Missense mutations, nonsense mutations, single amino acid deletions and insertions are the common mutations in Fabry’s disease.^5,25,27 To date, 642 mutations have been identified in the GLA gene.²⁸ The present study revealed A143T and D313Y variants in three patients. Both variants have been reported in the “European newborn studies” as the most common variants.²⁹

Yasuda et al.³⁰ indicated that expression of the D313Y variant in COS-7 cells resulted in ∼60% wild-type residual enzyme activity and that the enzyme was localized to lysosomes. Also, the D313Y variant was found at a frequency of 0.45% in normal X chromosomes. The mutation D313Y causes low plasma enzyme activity in vitro due to neutral plasma; however, in the acid lysosomes, high residual lysosomal enzyme activity was demonstrated, and no significant accumulation of Gb3 and lysosomal Gb3, and no pathologic excretion of urinary Gb-3 has been reported.^25,30–32 Therefore, D313Y mutation was named as pseudo-deficiency.^25,30 There was no accumulation in kidney biopsy of our patient in compliance with the previously reported data.

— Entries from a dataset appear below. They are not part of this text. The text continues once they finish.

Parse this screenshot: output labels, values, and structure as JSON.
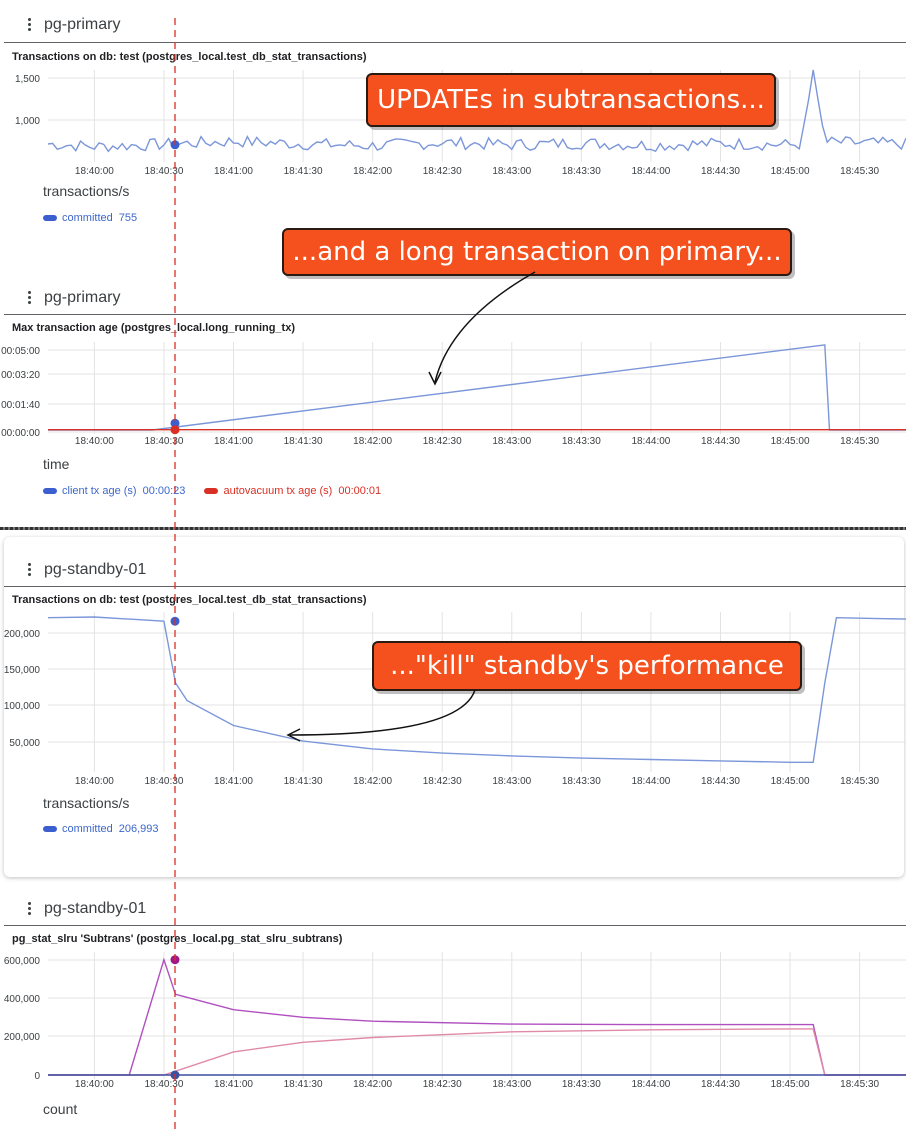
{
  "time_ticks": [
    "18:40:00",
    "18:40:30",
    "18:41:00",
    "18:41:30",
    "18:42:00",
    "18:42:30",
    "18:43:00",
    "18:43:30",
    "18:44:00",
    "18:44:30",
    "18:45:00",
    "18:45:30"
  ],
  "panels": [
    {
      "host": "pg-primary",
      "title": "Transactions on db: test (postgres_local.test_db_stat_transactions)",
      "unit": "transactions/s",
      "legend": [
        {
          "label": "committed",
          "value": "755",
          "color": "#3c5fcf"
        }
      ]
    },
    {
      "host": "pg-primary",
      "title": "Max transaction age (postgres_local.long_running_tx)",
      "unit": "time",
      "legend": [
        {
          "label": "client tx age (s)",
          "value": "00:00:23",
          "color": "#3c5fcf"
        },
        {
          "label": "autovacuum tx age (s)",
          "value": "00:00:01",
          "color": "#d93025"
        }
      ]
    },
    {
      "host": "pg-standby-01",
      "title": "Transactions on db: test (postgres_local.test_db_stat_transactions)",
      "unit": "transactions/s",
      "legend": [
        {
          "label": "committed",
          "value": "206,993",
          "color": "#3c5fcf"
        }
      ]
    },
    {
      "host": "pg-standby-01",
      "title": "pg_stat_slru 'Subtrans' (postgres_local.pg_stat_slru_subtrans)",
      "unit": "count",
      "legend": []
    }
  ],
  "callouts": {
    "c1": "UPDATEs in subtransactions...",
    "c2": "...and a long transaction on primary...",
    "c3": "...\"kill\" standby's performance"
  },
  "chart_data": [
    {
      "type": "line",
      "title": "Transactions on db: test (postgres_local.test_db_stat_transactions)",
      "ylabel": "transactions/s",
      "x_range": [
        "18:39:40",
        "18:45:50"
      ],
      "ylim": [
        600,
        1600
      ],
      "yticks": [
        "1,500",
        "1,000"
      ],
      "grid": true,
      "series": [
        {
          "name": "committed",
          "color": "#7b96d9",
          "x": [
            "18:39:40",
            "18:40:00",
            "18:40:30",
            "18:41:00",
            "18:41:30",
            "18:42:00",
            "18:42:30",
            "18:43:00",
            "18:43:30",
            "18:44:00",
            "18:44:30",
            "18:45:00",
            "18:45:05",
            "18:45:10",
            "18:45:15",
            "18:45:50"
          ],
          "values": [
            760,
            730,
            755,
            790,
            760,
            740,
            775,
            750,
            770,
            745,
            765,
            750,
            760,
            1600,
            780,
            760
          ]
        }
      ]
    },
    {
      "type": "line",
      "title": "Max transaction age (postgres_local.long_running_tx)",
      "ylabel": "time",
      "x_range": [
        "18:39:40",
        "18:45:50"
      ],
      "ylim": [
        0,
        300
      ],
      "yticks": [
        "00:05:00",
        "00:03:20",
        "00:01:40",
        "00:00:00"
      ],
      "grid": true,
      "series": [
        {
          "name": "client tx age (s)",
          "color": "#7b96d9",
          "x": [
            "18:39:40",
            "18:40:25",
            "18:45:15",
            "18:45:17",
            "18:45:50"
          ],
          "values": [
            0,
            0,
            290,
            0,
            0
          ]
        },
        {
          "name": "autovacuum tx age (s)",
          "color": "#d93025",
          "x": [
            "18:39:40",
            "18:45:50"
          ],
          "values": [
            1,
            1
          ]
        }
      ]
    },
    {
      "type": "line",
      "title": "Transactions on db: test (postgres_local.test_db_stat_transactions)",
      "ylabel": "transactions/s",
      "x_range": [
        "18:39:40",
        "18:45:50"
      ],
      "ylim": [
        0,
        220000
      ],
      "yticks": [
        "200,000",
        "150,000",
        "100,000",
        "50,000"
      ],
      "grid": true,
      "series": [
        {
          "name": "committed",
          "color": "#7b96d9",
          "x": [
            "18:39:40",
            "18:40:00",
            "18:40:30",
            "18:40:35",
            "18:40:40",
            "18:41:00",
            "18:41:30",
            "18:42:00",
            "18:42:30",
            "18:43:00",
            "18:43:30",
            "18:44:00",
            "18:44:30",
            "18:45:00",
            "18:45:10",
            "18:45:15",
            "18:45:20",
            "18:45:50"
          ],
          "values": [
            212000,
            213000,
            207000,
            120000,
            95000,
            60000,
            38000,
            27000,
            21000,
            17000,
            14000,
            12000,
            10000,
            8000,
            8000,
            120000,
            212000,
            210000
          ]
        }
      ]
    },
    {
      "type": "line",
      "title": "pg_stat_slru 'Subtrans' (postgres_local.pg_stat_slru_subtrans)",
      "ylabel": "count",
      "x_range": [
        "18:39:40",
        "18:45:50"
      ],
      "ylim": [
        0,
        640000
      ],
      "yticks": [
        "600,000",
        "400,000",
        "200,000",
        "0"
      ],
      "grid": true,
      "series": [
        {
          "name": "",
          "color": "#b04fc0",
          "x": [
            "18:39:40",
            "18:40:15",
            "18:40:20",
            "18:40:30",
            "18:40:35",
            "18:41:00",
            "18:41:30",
            "18:42:00",
            "18:43:00",
            "18:44:00",
            "18:45:00",
            "18:45:10",
            "18:45:15",
            "18:45:50"
          ],
          "values": [
            0,
            0,
            200000,
            600000,
            420000,
            340000,
            300000,
            280000,
            265000,
            262000,
            262000,
            262000,
            0,
            0
          ]
        },
        {
          "name": "",
          "color": "#e08aa8",
          "x": [
            "18:39:40",
            "18:40:30",
            "18:41:00",
            "18:41:30",
            "18:42:00",
            "18:43:00",
            "18:44:00",
            "18:45:00",
            "18:45:10",
            "18:45:15",
            "18:45:50"
          ],
          "values": [
            0,
            0,
            120000,
            170000,
            195000,
            225000,
            235000,
            240000,
            240000,
            0,
            0
          ]
        },
        {
          "name": "",
          "color": "#3c4fa0",
          "x": [
            "18:39:40",
            "18:45:50"
          ],
          "values": [
            0,
            0
          ]
        }
      ]
    }
  ]
}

A143T is a missense mutation due to a guanine-to-adenine substitution in codon 143 and has been reported to have 30–49% residual enzyme activity.³³ By using electron and light microscopy, no accumulation of Gb3 was observed in skin and kidney biopsy specimens, therefore it is considered to be nonpathogenic.³⁴ In contrast, A143T variant was reported to cause left ventricular hypertrophy and renal type Fabry’s disease.^35,36 Our A143T mutation patient had advanced heart valve involvement and left ventricular hypertrophy, so it was thought to be a cardiac phenotype. The symptoms of patients with cardiac phenotype emerged after the sixth decade of life. In patients with a cardiac phenotype, left ventricular hypertrophy and/or cardiomyopathy may develop with proteinuria, and renal failure has also been reported.^1,9

In the present study, the prevalence of Fabry’s disease was found to be 0.2% in chronic kidney disease patients not on dialysis. Fabry’s disease should be taken into consideration in the differential diagnosis of chronic kidney disease with unknown etiology even in the absence of symptoms and signs suggestive of Fabry’s disease such as sweating disorders, acroparesthesia, and angiokeratoma. Early diagnosis and treatment using enzyme replacement can be of use in the prevention of progressive disease.

Acknowledgements

This study was supported by Genzyme Corporation, a Sanofi company.

Disclosure statement

The authors report no conflicts of interest.